Supporting these statement is the fact the all municipalities have sewer use by-laws and source control programs intended to protect their collection and treatment systems from harm, and to ensure that the products and effluents from these systems are safe to discharge to the environment or transfer to others for use.

This applies to the discharge into sewers of heavy metals and other toxic materials, corrosives and many other products of industrial and commercial activities taking place within their jurisdictions.

If managers had any grounds for believing that SRM were entering their area of control and responsibility, they would be the first to initiate steps to prevent it, and certainly would be cognizant of the economic and legal consequences of not acting in a precautionary manner.

CWWA concludes that from a risk management point of view, proceeding with the deletions is not justified in the first instance. However, it would be a viable alternative to reference the legal concept of reasonable and probable in the exemptions, thereby, placing an explicit responsibility where it is appropriate (the municipal manager) to determine the probability that SRM is likely to be present in waste materials collected or sent to the municipality for disposal and for taking responsible actions to eliminate the risk being further transferred.

General Conclusions

CWWA believes that the proposed deletion of the exemptions in the Fertilizer Regulations in Paragraph 3 (1) ©) and Items 1.14, 1.18, 1.19 and 5.1 in Schedule II is an action that is not justified on the grounds of the risk actually presented for the propagation of BSE and in public and environmental health.

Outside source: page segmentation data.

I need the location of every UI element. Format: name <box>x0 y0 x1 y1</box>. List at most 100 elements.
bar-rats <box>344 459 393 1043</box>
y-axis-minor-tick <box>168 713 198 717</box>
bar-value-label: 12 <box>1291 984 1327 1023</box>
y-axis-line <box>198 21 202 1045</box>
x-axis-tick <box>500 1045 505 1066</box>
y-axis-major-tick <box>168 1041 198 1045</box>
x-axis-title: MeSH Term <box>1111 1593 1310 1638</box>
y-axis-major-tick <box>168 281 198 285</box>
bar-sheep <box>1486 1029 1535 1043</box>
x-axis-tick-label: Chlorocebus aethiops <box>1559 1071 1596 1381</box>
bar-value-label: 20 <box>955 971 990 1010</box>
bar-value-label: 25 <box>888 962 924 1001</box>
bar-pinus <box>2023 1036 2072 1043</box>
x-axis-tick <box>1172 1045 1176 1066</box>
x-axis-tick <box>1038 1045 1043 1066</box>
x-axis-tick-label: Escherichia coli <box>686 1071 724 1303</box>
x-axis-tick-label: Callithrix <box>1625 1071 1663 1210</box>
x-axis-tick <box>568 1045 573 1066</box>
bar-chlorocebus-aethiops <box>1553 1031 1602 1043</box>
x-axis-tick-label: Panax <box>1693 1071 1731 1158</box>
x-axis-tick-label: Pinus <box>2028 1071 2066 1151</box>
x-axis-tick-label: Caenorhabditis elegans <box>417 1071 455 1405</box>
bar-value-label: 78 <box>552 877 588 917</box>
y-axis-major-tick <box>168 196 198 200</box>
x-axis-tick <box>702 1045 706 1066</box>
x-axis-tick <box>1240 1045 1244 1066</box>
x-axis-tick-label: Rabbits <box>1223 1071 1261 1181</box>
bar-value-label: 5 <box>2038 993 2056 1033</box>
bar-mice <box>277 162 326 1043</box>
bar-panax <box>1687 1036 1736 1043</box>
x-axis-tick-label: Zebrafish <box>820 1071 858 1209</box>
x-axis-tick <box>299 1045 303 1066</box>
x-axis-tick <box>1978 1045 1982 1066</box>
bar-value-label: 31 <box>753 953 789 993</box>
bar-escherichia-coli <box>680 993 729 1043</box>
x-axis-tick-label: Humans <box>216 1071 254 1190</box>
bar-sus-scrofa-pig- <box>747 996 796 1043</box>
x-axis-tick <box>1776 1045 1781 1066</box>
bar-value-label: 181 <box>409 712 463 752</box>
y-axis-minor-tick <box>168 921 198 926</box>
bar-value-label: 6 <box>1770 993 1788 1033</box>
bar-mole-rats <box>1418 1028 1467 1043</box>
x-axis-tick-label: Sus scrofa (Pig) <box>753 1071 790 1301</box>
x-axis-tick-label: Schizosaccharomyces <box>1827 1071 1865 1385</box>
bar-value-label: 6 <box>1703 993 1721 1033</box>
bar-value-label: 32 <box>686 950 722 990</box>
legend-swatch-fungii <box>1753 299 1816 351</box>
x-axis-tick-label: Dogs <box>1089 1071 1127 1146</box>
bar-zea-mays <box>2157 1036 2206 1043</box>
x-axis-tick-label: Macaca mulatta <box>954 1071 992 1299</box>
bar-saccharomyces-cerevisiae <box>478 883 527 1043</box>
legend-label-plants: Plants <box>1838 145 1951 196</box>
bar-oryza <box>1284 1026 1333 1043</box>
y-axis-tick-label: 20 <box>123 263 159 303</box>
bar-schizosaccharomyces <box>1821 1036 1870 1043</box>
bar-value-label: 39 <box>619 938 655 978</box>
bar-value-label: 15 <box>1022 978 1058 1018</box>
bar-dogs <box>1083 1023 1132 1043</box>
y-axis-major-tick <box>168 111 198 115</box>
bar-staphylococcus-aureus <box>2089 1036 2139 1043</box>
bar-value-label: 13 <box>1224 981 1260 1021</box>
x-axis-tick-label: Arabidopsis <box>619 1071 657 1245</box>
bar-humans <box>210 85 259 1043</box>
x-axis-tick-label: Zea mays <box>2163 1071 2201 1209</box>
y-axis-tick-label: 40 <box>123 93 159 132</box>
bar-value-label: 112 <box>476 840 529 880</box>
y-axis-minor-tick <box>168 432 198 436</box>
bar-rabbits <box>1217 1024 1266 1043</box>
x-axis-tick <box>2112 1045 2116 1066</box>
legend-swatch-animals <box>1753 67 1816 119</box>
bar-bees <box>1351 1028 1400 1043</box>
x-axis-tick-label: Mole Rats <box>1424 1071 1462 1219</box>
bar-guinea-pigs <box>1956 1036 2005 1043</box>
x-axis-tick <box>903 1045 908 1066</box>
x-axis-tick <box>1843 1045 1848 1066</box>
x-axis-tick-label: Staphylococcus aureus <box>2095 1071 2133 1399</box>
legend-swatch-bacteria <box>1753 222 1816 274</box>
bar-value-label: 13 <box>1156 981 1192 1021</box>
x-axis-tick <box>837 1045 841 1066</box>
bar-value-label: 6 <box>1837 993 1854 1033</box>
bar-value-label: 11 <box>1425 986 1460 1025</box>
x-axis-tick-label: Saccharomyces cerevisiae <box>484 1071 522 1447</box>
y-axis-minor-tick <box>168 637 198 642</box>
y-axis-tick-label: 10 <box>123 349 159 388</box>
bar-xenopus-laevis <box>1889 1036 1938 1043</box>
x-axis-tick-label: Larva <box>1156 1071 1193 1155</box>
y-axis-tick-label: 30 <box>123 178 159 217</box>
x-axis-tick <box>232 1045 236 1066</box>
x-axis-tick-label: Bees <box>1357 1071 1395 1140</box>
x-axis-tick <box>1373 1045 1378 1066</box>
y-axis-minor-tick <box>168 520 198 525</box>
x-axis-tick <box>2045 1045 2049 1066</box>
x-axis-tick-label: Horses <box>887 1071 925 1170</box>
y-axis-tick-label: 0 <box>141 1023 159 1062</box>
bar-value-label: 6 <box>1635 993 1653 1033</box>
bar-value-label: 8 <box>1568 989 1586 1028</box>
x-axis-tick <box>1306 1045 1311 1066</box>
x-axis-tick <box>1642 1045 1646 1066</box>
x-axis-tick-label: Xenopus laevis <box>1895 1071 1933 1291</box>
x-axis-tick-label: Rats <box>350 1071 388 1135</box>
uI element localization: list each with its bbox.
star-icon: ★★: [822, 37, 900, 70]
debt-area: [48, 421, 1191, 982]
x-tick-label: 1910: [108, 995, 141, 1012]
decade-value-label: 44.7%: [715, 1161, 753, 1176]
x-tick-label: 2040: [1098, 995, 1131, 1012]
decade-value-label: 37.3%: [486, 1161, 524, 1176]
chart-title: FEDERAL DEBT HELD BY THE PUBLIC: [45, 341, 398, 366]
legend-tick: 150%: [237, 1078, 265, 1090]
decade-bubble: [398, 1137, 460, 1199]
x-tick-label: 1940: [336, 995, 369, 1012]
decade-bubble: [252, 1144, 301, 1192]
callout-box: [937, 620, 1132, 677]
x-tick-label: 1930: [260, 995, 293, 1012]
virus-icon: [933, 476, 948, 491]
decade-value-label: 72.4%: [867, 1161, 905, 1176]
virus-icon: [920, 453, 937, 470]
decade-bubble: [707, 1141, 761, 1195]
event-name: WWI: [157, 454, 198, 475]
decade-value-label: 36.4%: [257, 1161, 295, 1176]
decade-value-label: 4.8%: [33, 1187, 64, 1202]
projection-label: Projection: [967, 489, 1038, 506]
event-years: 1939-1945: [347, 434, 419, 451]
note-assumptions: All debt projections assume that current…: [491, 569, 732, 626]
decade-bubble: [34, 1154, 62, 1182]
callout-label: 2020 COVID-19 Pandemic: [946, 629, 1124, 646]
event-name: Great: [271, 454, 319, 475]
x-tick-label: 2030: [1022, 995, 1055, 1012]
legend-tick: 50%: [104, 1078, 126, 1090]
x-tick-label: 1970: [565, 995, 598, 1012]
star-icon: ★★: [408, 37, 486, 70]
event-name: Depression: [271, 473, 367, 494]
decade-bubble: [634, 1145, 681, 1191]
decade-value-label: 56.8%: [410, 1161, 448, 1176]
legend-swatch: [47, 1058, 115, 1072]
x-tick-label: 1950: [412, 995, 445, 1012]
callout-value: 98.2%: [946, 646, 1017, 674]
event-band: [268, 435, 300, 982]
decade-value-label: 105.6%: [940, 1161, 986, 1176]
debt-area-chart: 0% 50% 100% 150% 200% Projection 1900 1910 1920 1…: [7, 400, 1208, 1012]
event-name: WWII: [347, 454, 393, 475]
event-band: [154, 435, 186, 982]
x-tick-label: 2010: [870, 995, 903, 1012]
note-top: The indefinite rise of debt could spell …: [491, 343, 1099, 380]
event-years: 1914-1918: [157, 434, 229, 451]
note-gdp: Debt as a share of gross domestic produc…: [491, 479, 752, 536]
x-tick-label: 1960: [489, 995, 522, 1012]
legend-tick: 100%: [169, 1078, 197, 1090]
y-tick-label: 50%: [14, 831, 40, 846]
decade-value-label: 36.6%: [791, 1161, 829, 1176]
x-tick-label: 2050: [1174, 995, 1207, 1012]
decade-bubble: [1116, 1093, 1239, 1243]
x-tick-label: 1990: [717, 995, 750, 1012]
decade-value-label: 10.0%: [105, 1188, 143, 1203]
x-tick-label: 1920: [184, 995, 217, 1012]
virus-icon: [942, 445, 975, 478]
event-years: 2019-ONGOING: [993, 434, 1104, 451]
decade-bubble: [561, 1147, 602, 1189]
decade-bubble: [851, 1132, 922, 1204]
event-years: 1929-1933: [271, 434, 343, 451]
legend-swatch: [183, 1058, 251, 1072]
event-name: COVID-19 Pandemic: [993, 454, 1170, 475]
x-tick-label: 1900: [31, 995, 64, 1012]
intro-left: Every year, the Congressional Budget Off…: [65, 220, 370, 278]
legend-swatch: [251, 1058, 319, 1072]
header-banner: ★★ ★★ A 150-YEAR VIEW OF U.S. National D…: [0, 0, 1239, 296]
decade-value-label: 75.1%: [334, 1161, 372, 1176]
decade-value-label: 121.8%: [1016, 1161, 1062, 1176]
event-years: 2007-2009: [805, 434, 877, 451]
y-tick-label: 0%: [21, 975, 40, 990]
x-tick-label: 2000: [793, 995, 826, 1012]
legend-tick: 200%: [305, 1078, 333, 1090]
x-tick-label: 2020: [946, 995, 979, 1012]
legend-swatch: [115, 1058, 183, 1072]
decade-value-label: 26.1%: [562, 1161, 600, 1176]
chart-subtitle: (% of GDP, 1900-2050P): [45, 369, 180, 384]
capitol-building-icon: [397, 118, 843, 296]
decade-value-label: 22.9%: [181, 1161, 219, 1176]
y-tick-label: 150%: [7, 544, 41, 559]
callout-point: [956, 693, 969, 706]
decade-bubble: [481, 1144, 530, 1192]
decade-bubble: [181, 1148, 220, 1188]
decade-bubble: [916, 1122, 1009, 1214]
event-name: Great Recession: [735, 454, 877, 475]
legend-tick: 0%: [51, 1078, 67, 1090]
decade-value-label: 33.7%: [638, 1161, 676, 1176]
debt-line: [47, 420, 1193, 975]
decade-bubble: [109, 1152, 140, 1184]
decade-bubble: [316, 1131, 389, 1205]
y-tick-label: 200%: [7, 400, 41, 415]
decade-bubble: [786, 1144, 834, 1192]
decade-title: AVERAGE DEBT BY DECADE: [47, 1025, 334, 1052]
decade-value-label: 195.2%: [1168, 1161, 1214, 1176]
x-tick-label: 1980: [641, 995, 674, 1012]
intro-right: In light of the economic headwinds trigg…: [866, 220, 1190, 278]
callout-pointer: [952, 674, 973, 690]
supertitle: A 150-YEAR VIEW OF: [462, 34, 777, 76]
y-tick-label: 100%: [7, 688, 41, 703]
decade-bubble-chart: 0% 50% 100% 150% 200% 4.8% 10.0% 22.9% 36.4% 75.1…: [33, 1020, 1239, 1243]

In making these deletions the Agency is placing a large burden on some municipalities that will be extended to other municipalities in the future, where there is absolutely no risk of SRM because of the nature of business and other activities in the majority of municipalities (i.e., they do not have SRM sources within their communities).

CWWA encourages the Agency to protect these municipal activities by undertaking a vigorous regulatory and inspection campaign, in concert with the Provinces and Territories, to control the SRM at source and to ensure that it is properly managed at that point.